Cyber Security for Physical Security Technology – The Open CS4PST Standard – GSX 2018

Originally published on LinkedIn · September 19, 2018. GSX 2018 Release updated September 23, 2018.

I am far from a ASIS/ANSI/RFC/IETF/NIST level standards writer, just an ops guy tired of excuses from manufacturers and wanted to provide a serious solution to end the excuse and start the discussion (decades late, mind you).

All suggested updates can be sent to the standards committee at cs4pst@askmcconnell.com

23 September 2018 Update: I have made a few updates and am calling this my GSX 2018 Release Draft. As I have the privilege to attend, speak, and serve at ASIS GSX 2018 this year, this will be in my “back pocket” for when there is discussion about whether or not there is a published standard.

Background

For too many years, I have listened to the excuses of countless physical security suppliers/vendors/manufacturers/service providers that “there are no published cyber security standards for our industry.” There are many standards that would help, but for some reason even as late as face-to-face meetings I had with many of them in August 2018, I keep hearing this excuse. Maybe it’s the title of the other standards or something else. Well, the time has come to make a final elimination of that excuse. This draft is my attempt to SOLVE THE EXCUSE PROBLEM.

I thought I would get into “Levels of Compliance” to this standard, but I think that is more important in the organizational maturity side so I might address that in a future version. So if you are buying physical security stuff, technology, or services, feel free to reference this in your RFI/RFP/Contracts. If you use the excuse that this standard isn’t “widely accepted” or “industry recognized” then you are missing the point. From today (9/18/2018) forward, I will be placing this standard in every contract that I have influence in — not just in purchasing physical security products and services, BUT will require EVERY supply chain agreement I am involved in to require that their physical security capabilities meet this standard.
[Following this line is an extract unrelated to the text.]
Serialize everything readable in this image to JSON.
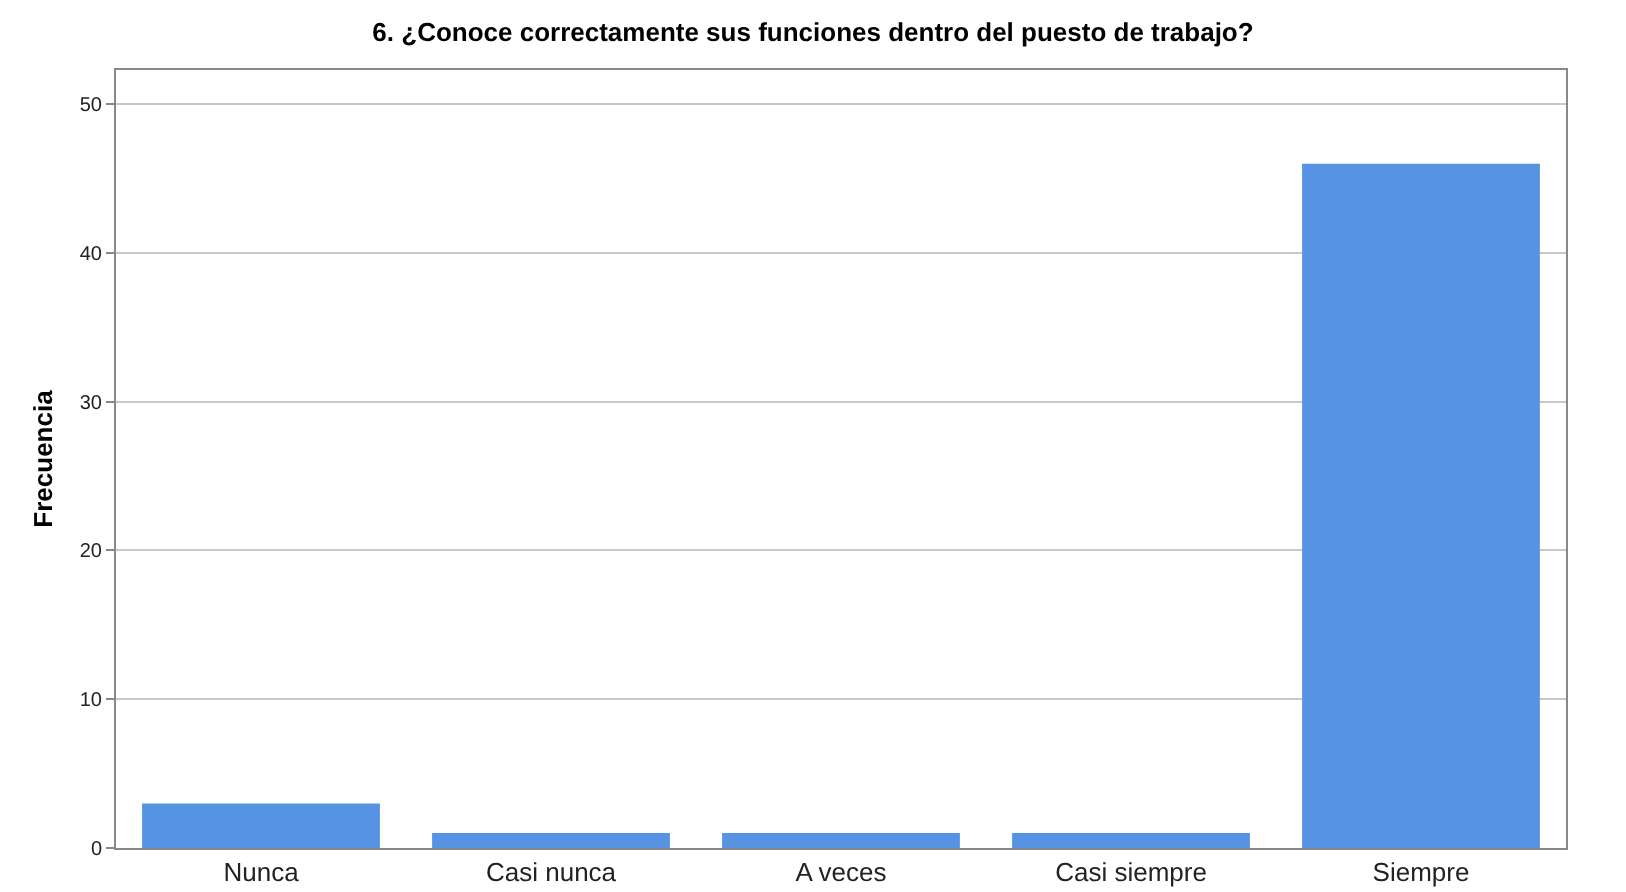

“Do these simple things at scale and we will see great improvements” — Dr. Ian Levy

Organizational (People)

  1. Publish proof of your SSAE 18 / SOC 1 / SOC 2 / SAS-70 TYPE II Yearly Independent Audit and its scope.
  2. Dedicate at least two people with CISSP, CISA, SANS or recognized industry security certification reporting to a dedicated Chief Product Security Officer.
  3. Publish proof of your end-to-end supply chain security program (reference NIST SCRM).
  4. Published name of your Chief Security Officer and Chief Information Security Officer (can be the same human and may be virtual) that is trained and certified as a security professional — you know, the people that cover physical security, cyber security, fraud, investigations, etc.
  5. Publish your NIST CSF Maturity Level.
  6. Make sure your sales and “solutions” teams are trained in communications integrity.

Technical (Technology)

  1. Update your non-EOL software components at least yearly using the latest supported version of all software, APIs, components, operating system, firmware, and drivers.
  2. Don’t use EOL, unsupported commercial or open source software in your development.

Process-wise (Process)

  1. Register with CERT/CC for Vulnerability Reporting — Thank you Mr. Dormann.
  2. Make evidence available about how you train and use CMU Secure Computing standards — Thank you Mr. Secord.
  3. Make evidence available about your Full OSI Model Pentesting Process.

Accreditation

  1. Publish plans for product security evaluations from labs such as ICSA Labs or UL Security Certification.
  2. Publish your ISO 2700x Certification or plans to get certified for the scope of your environment that impacts the products you are selling me.
  3. Publish evidence when each of your products, services, and software elements have gone through exhaustive security scans from tools like: Veracode, Blackduck, Fortify, and other types of code-level analysis tools.

Documentation / Transparency

  1. Provide a public-facing, dedicated, and easy-to-find Product Security Website (e.g., www.myc00lproduct.com/security).
  2. Honor bug finders.
  3. Have your inventory, vulnerabilities, risks, and threats management processes well documented and ready at any time for a great auditor to show up.
  4. Document if you are independently certified/accredited to a standard but don’t try to fool us with “compliant”, “follow”, “reference”, “adopt” when it comes to standards. If you are not certified/accredited, give me a date when you will be.
  5. Make available your measured ability to scale your process, customer service, technical support, AND your technology based on your ability to support Small Medium Business (think <250 people/assets), Enterprise (think <50,000 people/assets), and Carrier Size (think >50,000 people/assets) implementations.
  6. Make sure all your documentation, website, webinars, white papers, paper literature, and social media content doesn’t use words like “all”, “every”, “any”, “best”, “only”, “enterprise-wide” unless you are ready to defend it.
  7. Publish your Code of Conduct / Ethics / Integrity for you and your suppliers along with your Ethics Reporting Hotline. Don’t have one, get one.

Don’t

  • Don’t blame “other software” that you use in your software.
  • Don’t blame me or your customers for the costs — think about the impact if someone dies or is injured because you were lax in these standards.
  • Don’t blame your customers for not using your “hardening guide.”